Areas of Improvement

While the game was great to play and kept me going up to 4 hours for the initial play through there were a few things that I think can be done to improve the game play.

  1. There is a lot of items to unlock but there are no directions of how to unlock them. Have a path of how to unlock things might help.
  2. There were no achievements. This might be tied into my first point but having achievements, ie you have reached 50 people, would help to give a greater sense of accomplishment.
  3. It could be more challenging and no one died. My people where outside in zero weather with no clothes and no one died. It seems people can only die of old age. It would be nice if people died of cold, sickness, wolfs or other elements that increased the challenge.
  4. I might have missed this but it there didn't seem a intuitive way to discover the world map. For age of empires, you can send a horse scout to search the area.
  5. I wished laborers could auto-assign themselves tasks without me assigning it to them.

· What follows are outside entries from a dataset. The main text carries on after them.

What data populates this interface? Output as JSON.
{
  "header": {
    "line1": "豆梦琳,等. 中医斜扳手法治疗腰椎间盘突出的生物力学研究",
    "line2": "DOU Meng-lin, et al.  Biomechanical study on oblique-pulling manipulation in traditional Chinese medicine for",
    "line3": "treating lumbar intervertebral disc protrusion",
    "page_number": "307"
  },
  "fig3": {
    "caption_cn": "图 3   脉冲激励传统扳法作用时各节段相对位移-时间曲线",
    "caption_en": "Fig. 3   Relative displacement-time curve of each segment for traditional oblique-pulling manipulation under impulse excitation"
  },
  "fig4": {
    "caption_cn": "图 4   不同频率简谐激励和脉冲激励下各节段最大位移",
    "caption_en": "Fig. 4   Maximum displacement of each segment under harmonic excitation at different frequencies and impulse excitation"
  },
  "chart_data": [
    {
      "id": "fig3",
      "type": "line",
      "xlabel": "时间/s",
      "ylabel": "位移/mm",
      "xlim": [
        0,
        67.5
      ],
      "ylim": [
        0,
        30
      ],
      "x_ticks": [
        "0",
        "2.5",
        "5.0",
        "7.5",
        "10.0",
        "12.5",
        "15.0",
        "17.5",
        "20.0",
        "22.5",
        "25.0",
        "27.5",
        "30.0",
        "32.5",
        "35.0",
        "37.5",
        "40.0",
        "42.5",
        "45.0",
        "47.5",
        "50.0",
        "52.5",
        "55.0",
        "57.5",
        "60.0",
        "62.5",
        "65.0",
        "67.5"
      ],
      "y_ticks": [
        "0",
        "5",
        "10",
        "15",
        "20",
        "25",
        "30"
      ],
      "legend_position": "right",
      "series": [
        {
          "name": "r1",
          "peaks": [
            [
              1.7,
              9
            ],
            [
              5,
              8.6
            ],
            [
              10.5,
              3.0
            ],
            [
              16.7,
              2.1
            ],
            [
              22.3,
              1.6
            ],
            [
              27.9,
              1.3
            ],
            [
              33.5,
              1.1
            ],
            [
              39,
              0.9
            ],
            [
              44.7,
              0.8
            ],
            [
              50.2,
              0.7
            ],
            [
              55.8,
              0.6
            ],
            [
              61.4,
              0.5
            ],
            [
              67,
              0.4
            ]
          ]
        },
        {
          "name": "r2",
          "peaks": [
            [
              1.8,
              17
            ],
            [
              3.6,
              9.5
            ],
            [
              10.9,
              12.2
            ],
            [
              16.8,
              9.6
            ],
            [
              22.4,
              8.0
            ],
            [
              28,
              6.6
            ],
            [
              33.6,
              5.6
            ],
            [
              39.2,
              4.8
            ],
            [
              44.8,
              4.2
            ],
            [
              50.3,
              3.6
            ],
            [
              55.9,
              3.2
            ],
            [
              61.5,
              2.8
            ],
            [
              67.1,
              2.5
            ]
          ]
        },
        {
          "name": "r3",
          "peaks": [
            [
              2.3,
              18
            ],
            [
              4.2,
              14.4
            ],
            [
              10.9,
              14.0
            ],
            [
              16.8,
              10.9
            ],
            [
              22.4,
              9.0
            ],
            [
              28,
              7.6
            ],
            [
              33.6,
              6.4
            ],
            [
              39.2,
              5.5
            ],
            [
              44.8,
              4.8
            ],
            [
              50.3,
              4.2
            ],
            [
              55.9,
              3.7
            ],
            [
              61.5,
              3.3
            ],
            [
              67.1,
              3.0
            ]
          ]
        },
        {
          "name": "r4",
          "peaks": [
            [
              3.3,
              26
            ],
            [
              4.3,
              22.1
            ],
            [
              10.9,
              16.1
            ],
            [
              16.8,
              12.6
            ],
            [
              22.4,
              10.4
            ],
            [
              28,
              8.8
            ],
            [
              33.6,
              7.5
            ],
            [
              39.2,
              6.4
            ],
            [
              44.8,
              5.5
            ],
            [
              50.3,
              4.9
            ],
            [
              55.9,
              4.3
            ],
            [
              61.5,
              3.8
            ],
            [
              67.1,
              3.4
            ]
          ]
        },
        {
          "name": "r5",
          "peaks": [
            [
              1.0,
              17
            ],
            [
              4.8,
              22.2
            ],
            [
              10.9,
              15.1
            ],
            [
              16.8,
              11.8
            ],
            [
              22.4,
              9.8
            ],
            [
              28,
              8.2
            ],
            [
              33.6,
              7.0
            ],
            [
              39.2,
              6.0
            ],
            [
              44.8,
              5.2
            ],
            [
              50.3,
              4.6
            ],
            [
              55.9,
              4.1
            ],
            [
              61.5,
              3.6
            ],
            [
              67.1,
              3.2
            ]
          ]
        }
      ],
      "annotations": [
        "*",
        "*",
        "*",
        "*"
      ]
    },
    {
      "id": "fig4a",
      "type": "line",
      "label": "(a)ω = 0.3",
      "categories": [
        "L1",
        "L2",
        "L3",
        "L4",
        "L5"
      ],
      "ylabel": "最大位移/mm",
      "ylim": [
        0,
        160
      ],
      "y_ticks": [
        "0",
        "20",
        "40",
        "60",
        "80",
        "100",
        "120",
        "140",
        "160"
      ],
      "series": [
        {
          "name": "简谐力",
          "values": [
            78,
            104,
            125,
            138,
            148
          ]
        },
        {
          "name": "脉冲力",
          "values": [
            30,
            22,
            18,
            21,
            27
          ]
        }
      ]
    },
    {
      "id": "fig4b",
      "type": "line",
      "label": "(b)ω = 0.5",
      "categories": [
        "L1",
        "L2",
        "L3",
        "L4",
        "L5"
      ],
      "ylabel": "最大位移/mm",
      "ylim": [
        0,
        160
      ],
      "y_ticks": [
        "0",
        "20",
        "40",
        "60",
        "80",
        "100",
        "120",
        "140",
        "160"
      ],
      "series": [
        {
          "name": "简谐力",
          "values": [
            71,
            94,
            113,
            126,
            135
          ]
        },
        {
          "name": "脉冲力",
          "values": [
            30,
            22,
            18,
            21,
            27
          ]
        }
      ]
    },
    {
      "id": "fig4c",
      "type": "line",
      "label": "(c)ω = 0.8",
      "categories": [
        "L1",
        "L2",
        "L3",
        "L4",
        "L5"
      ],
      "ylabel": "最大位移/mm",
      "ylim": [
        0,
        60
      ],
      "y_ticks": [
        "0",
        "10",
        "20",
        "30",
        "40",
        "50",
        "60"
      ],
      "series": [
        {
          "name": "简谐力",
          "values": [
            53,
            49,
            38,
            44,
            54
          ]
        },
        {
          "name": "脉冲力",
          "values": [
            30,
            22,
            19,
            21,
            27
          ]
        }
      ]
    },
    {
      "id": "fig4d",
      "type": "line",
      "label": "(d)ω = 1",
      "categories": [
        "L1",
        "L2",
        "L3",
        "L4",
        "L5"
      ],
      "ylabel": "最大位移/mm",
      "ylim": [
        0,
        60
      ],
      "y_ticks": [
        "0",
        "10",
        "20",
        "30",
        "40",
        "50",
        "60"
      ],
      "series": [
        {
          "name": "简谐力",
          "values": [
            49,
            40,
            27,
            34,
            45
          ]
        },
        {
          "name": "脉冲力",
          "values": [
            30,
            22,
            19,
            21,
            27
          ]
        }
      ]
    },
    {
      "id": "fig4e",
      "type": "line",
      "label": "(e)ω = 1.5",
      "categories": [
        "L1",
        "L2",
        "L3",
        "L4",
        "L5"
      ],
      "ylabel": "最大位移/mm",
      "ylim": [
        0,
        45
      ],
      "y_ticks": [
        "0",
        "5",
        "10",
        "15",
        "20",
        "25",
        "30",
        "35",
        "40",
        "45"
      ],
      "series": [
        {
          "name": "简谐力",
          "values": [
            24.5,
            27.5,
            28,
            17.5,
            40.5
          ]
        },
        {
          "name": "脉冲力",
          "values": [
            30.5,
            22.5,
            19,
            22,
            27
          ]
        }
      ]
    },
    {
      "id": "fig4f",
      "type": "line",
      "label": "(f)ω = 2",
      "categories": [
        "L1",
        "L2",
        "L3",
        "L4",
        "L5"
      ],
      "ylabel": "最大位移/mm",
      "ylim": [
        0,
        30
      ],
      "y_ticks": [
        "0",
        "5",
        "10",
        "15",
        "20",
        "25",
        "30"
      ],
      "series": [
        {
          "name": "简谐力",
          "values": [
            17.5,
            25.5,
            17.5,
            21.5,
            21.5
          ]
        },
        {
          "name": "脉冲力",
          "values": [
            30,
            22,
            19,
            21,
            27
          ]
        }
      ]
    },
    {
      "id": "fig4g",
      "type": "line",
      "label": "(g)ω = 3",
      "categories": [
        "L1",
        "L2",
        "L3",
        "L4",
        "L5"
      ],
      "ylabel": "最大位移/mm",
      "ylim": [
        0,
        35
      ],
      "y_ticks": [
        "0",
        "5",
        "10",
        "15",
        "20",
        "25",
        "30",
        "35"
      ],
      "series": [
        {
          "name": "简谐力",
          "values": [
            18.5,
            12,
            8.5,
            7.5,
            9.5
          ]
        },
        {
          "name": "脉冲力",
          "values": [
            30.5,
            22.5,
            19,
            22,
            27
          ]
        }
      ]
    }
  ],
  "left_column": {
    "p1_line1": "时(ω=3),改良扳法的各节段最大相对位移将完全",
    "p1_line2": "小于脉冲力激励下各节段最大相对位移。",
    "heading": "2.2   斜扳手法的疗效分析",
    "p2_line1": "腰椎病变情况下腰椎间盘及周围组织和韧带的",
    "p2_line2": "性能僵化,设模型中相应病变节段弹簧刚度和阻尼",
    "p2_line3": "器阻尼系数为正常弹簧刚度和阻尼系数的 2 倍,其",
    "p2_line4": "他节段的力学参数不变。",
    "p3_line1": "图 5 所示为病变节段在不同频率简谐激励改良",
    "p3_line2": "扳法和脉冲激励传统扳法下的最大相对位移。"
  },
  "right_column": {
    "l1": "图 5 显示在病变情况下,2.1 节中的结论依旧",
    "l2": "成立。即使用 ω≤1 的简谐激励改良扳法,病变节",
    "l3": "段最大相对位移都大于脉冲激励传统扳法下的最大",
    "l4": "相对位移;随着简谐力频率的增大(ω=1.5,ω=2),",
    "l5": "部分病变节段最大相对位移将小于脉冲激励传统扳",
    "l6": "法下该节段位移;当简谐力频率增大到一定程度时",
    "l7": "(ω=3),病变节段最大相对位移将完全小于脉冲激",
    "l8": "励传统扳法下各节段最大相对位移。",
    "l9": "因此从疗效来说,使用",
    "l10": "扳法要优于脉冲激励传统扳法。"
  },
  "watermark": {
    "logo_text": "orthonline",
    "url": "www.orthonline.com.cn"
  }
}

Testing the Streaming Performance

First, capturing the game in Glitch was very easy. It showed right up in my source, and I was able to easily add it to my ‘Game Window’ without any problems.

For content creators, if you are going to stream this game and create content, here are some considerations. The game is not a fast-paced game; therefore, 30 FPS is typically more than sufficient for this game.

The game also fits nicely into a 16:9 aspect ratio, meaning you should set your resolution to 1080p or 720p. I also tested this game with VP8 and AV1 codecs, along with CPU mode.

Here are several recordings of my gameplay with various configurations:

Configuration 1: GPU Mode / 30 FPS/VP8/500 Chunk Size/Nvidia Encoder

Configuration 2: GPU Mode / 30 FPS/VP8/20 Chunk Size/Nvidia Encoder

Configuration 3: CPU Mode / 30 FPS/AV1/20 Chunk Size/Libx264

Configuration 4: GPU Mode / 60 FPS/AV1/20 Chunk Size/Libx264

Optimal Configuration for Settlements Rising

Overall, this game is very lightweight and doesn’t use too many resources. Therefore, when it comes to streaming, you shouldn't have to make any adjustments. An optimal configuration for streaming could be:

  • Streaming Tool: Glitch
  • FPS: 30 FPS
  • Resolution: 720p or 1080p
  • Encoder: Any (OpenH264, Libx264, NVENC, etc.)
  • Codec: AV1 or VP8
  • Chunk Size: 20
  • Bitrate: 4000 Kbps

Why Should You Stream This Game?

This game is enjoyable and really easy to play. It does not require to much and focus to progress and win. Therefore, this would probably be a good "Just Chatting" game, where the focus can be evenly split between the gameplay and the conversation.

When creating clips, I think the interest will be around what cool and unique layouts you are able to build of your cities. Or what is the perfect balance of people that keeps a civilization in harmony.